A businessman and former chair of Southampton FC, Lowe said of himself: “I sit in parliament with my experience in farming, various risk-taking businesses, and so I speak with a plain tongue … I am a bit like the one-eyed man in the land of the blind. But, funnily enough, the one-eyed man is usually in charge in the end in the land of the blind.”

Musk, the world’s richest man had hinted at a possible £100m donation to Reform but later said Farage “doesn’t have what it takes” after a spat over the party’s decision to distance itself from the far-right leader Tommy Robinson. At the time, Musk said: “I have not met Rupert Lowe but his statements online that I have read make a lot of sense.”

Lowe has been more favourable towards Robinson and has a substantial grassroots following among Reform members, as well as very high levels of engagement on social media. He appeared to be the only one out of Farage’s five MPs not to be at the party’s fundraising event

Chris Philp, the shadow home secretary, said there was “internecine warfare at the top of Reform”, claiming that “their MPs are more concerned with their own egos, and advancing their personal ambitions, rather than standing up for the British people”.

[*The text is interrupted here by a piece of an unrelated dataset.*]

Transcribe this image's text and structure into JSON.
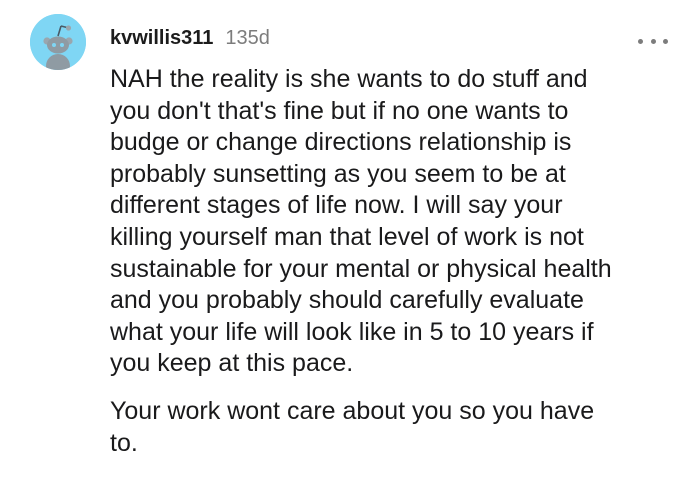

“With one of Farage’s most senior MPs doubting his leadership abilities and admitting that Reform is a protest party with no plan, it is clear that Reform are not serious, and will always put self-interest above our national interest,” said Philp.

“The British public deserve solutions, not just empty slogans. Only the Conservatives, under Kemi Badenoch’s leadership, can be trusted to be a real opposition, and real alternative, to this dreadful Labour government.”